Sakladığı tüm olumsuzluklara rağmen, kendini tartmak, hatalarını görmek, kabullenmek, bunları tekrarlamamak , değiştirmemizin mümkün olmadıklarını kabullenmek, yalanlarını, dürüstlükten uzak kalışlarını görmek, gerçekle bağlantı kurmak,kendi vicdanı ile hesaplaşmak,doğrularını, yanlışlarını pişmanlıklarını üzerini örtmeden, iki yüzlülüklerini ört bas etmeden yüreğini görmek ve tüm yaşananlara dokunmak, kalbiyle söyleşmek ve kendi iç dünyası ile doğru iletişim kurmak istiyor.
Bu ne zaman oluyor ?
Çoğunlukla yalnız araba kullanırken, kendimizle baş başayken oluyor.
İşte o anlarda ne hissediyoruz, hayatla nasıl yüzleşiyoruz?

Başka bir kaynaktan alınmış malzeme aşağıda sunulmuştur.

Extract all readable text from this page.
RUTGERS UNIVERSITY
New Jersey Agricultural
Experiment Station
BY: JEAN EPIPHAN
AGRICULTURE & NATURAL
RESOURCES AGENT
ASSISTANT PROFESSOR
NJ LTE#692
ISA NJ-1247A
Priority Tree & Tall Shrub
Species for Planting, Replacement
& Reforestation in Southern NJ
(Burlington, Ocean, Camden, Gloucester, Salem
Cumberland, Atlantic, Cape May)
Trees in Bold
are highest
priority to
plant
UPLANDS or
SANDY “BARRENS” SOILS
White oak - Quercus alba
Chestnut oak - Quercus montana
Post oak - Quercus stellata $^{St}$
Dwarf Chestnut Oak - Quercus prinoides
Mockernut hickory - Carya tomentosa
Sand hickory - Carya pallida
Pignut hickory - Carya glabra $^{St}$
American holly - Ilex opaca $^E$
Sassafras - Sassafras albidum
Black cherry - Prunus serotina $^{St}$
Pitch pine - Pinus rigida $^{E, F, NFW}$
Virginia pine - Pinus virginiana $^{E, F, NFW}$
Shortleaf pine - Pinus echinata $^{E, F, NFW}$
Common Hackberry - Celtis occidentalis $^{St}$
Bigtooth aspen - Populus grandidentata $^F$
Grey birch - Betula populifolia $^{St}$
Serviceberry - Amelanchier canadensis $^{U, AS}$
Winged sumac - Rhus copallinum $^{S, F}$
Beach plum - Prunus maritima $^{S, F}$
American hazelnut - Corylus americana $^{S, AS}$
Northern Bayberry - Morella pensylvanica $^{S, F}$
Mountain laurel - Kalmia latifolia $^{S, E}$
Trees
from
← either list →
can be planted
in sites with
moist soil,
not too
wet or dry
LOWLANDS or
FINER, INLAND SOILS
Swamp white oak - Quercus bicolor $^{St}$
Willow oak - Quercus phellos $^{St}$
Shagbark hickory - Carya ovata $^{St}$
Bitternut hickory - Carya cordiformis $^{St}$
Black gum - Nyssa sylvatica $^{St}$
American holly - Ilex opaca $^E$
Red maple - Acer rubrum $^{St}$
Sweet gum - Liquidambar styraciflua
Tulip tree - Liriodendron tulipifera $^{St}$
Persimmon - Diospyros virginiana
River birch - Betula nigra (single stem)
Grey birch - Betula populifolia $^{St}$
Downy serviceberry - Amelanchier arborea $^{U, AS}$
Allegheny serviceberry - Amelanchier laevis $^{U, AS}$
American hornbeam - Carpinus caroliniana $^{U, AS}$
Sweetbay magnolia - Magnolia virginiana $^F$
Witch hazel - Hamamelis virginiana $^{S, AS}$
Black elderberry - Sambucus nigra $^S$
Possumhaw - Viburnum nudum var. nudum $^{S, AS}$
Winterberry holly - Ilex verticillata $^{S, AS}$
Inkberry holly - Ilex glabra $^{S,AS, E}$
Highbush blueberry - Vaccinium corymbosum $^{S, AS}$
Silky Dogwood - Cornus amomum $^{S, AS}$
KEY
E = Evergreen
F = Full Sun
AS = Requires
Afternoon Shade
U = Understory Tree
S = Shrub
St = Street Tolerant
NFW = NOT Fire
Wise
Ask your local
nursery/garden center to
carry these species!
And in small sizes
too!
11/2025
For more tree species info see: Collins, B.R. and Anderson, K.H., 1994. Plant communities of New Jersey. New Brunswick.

Yastığa başımızı koyduğumuzda, sakinlik ve sessizlik varken biz kendimizle ne yapıyoruz, nasıl yaşıyoruz ?
Kendimizden kaçabiliyor muyuz ?
Kim kaçabilir ki bundan,
Öyle bir şey yok !
Esas belirleme yüzleşme olgusu da işte burada gerçekleşiyor, eğer kendinsen, kendin oluyorsan ve kendine yalan söylemiyorsan ancak o zaman yüzleşebiliyorsun.
Bundan kimsenin kaçması mümkün değil, kendini orada yalanla, onunla, bununla hiç bir şekilde aldatamazsın, duygularınla kıyafetsiz, makyajsız karşı karşıyasın, çıplaksın,” kral çıplak” denilen şey işte burada oluyor.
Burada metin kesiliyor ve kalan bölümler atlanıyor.